Description
Points: 35 public, 65 semipublic
FAQ: [@1435](https://piazza.com/class/lkimk0rc39wfi/post/1435)
[Eval Addendum](./EVAL%20ADDENDUM.md)
Introduction
In Project 6 you will implement an interpreter for Lambda calculus and an English-to-Lambda Calculus compiler.
These both consist of three components: a lexer (tokenizer), a parser, and evaluator (interpreter) or generator (compiler).
Your lexer function will convert an input string to a token list, your parser function will consume these tokens to produce an abstract symbol tree (AST), your evaluator will reduce the lambda calculus expression and your compiler will convert from one language to another.
Here is an example call to the lexer, parser, evaluator and generator.
“`ocaml
let toks = lex_lambda “((Lx. x) a)” in
let ast = parse_lambda toks in
let value = reduce [] ast in value
let lambda_calc = convert (parse_engl (lex_engl “true”))
“`
“`ocaml
assert_equal toks [Lambda_LParen; Lambda_LParen; Lambda_Lambda; Lambda_Var “x”; Lambda_Dot; Lambda_Var “x”; Lambda_RParen; Lambda_Var “a”; Lambda_RParen; Lambda_EOF]
assert_equal ast (Application (Func (“x” Var “x”), Var “a”))
assert_equal value (Var “a”)
assert_equal lambda_calc “(Lx.(Ly.x))”
“`
Ground Rules
You cannot use any imperative features.
This includes things like references, mutable records, and arrays.
Functions given in lecture/discussion will probably need to be modified for this project.
In addition, you may ***only*** use the `Str` and `String` modules. `stdlib` functions like cons(`::`) and `^` are allowed, but `stdlib` modules like `List` are not allowed with the exception of `List.map`, `List.fold_left`, and `List.fold_right`.

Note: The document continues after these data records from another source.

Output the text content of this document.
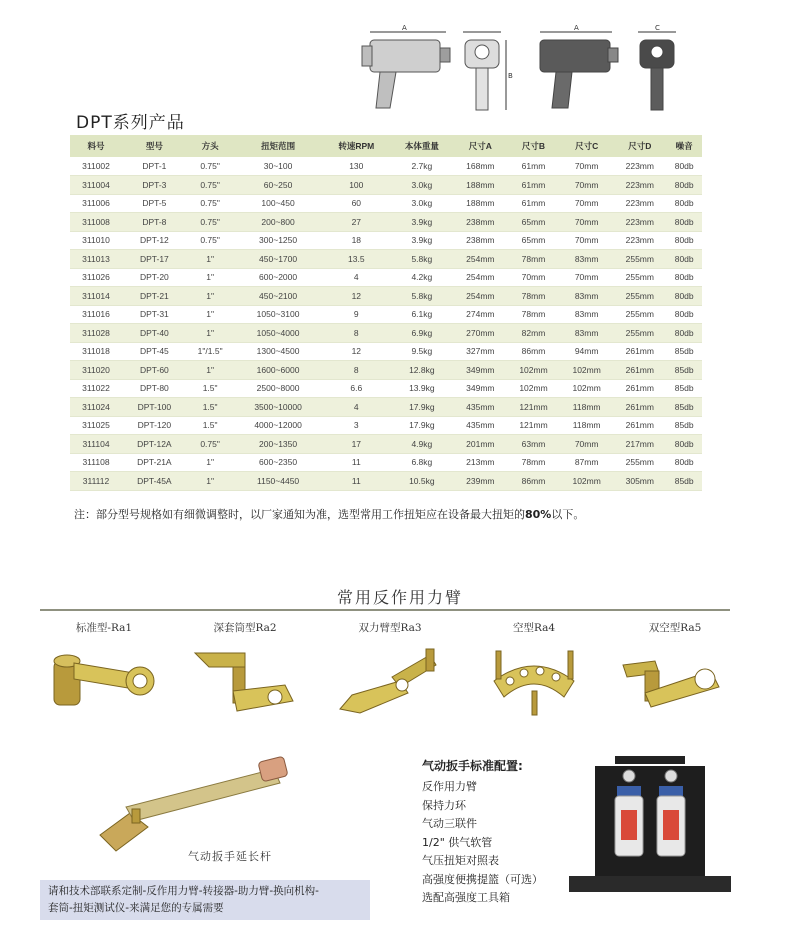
A
B
A	C
DPT系列产品
料号	型号	方头	扭矩范围	转速RPM	本体重量	尺寸A	尺寸B	尺寸C	尺寸D	噪音
311002	DPT-1	0.75"	30~100	130	2.7kg	168mm	61mm	70mm	223mm	80db
311004	DPT-3	0.75"	60~250	100	3.0kg	188mm	61mm	70mm	223mm	80db
311006	DPT-5	0.75"	100~450	60	3.0kg	188mm	61mm	70mm	223mm	80db
311008	DPT-8	0.75"	200~800	27	3.9kg	238mm	65mm	70mm	223mm	80db
311010	DPT-12	0.75"	300~1250	18	3.9kg	238mm	65mm	70mm	223mm	80db
311013	DPT-17	1"	450~1700	13.5	5.8kg	254mm	78mm	83mm	255mm	80db
311026	DPT-20	1"	600~2000	4	4.2kg	254mm	70mm	70mm	255mm	80db
311014	DPT-21	1"	450~2100	12	5.8kg	254mm	78mm	83mm	255mm	80db
311016	DPT-31	1"	1050~3100	9	6.1kg	274mm	78mm	83mm	255mm	80db
311028	DPT-40	1"	1050~4000	8	6.9kg	270mm	82mm	83mm	255mm	80db
311018	DPT-45	1"/1.5"	1300~4500	12	9.5kg	327mm	86mm	94mm	261mm	85db
311020	DPT-60	1"	1600~6000	8	12.8kg	349mm	102mm	102mm	261mm	85db
311022	DPT-80	1.5"	2500~8000	6.6	13.9kg	349mm	102mm	102mm	261mm	85db
311024	DPT-100	1.5"	3500~10000	4	17.9kg	435mm	121mm	118mm	261mm	85db
311025	DPT-120	1.5"	4000~12000	3	17.9kg	435mm	121mm	118mm	261mm	85db
311104	DPT-12A	0.75"	200~1350	17	4.9kg	201mm	63mm	70mm	217mm	80db
311108	DPT-21A	1"	600~2350	11	6.8kg	213mm	78mm	87mm	255mm	80db
311112	DPT-45A	1"	1150~4450	11	10.5kg	239mm	86mm	102mm	305mm	85db
注：部分型号规格如有细微调整时，以厂家通知为准，选型常用工作扭矩应在设备最大扭矩的80%以下。
常用反作用力臂
标准型-Ra1	深套筒型Ra2	双力臂型Ra3	空型Ra4	双空型Ra5
气动扳手延长杆
气动扳手标准配置:
反作用力臂
保持力环
气动三联件
1/2" 供气软管
气压扭矩对照表
高强度便携提篮（可选）
选配高强度工具箱
请和技术部联系定制-反作用力臂-转接器-助力臂-换向机构-
套筒-扭矩测试仪-来满足您的专属需要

No other modules will be allowed.
Testing & Submitting
First, make sure all your changes are pushed to Github using the `git add`, `git commit`, and `git push` commands.
Next, to submit your project, you can run `submit` from your project directory.
The `submit` command will pull your code from GitHub, not your local files. If you do not push your changes to GitHub, they will not be uploaded to gradescope.
You can test your project directly by running `dune utop src` in the project-6 directory. The necessary functions and types will automatically be imported for you.
You can write your own tests and place them in `test/student/student.ml`.
Part 1: The Lexer (aka Scanner or Tokenizer)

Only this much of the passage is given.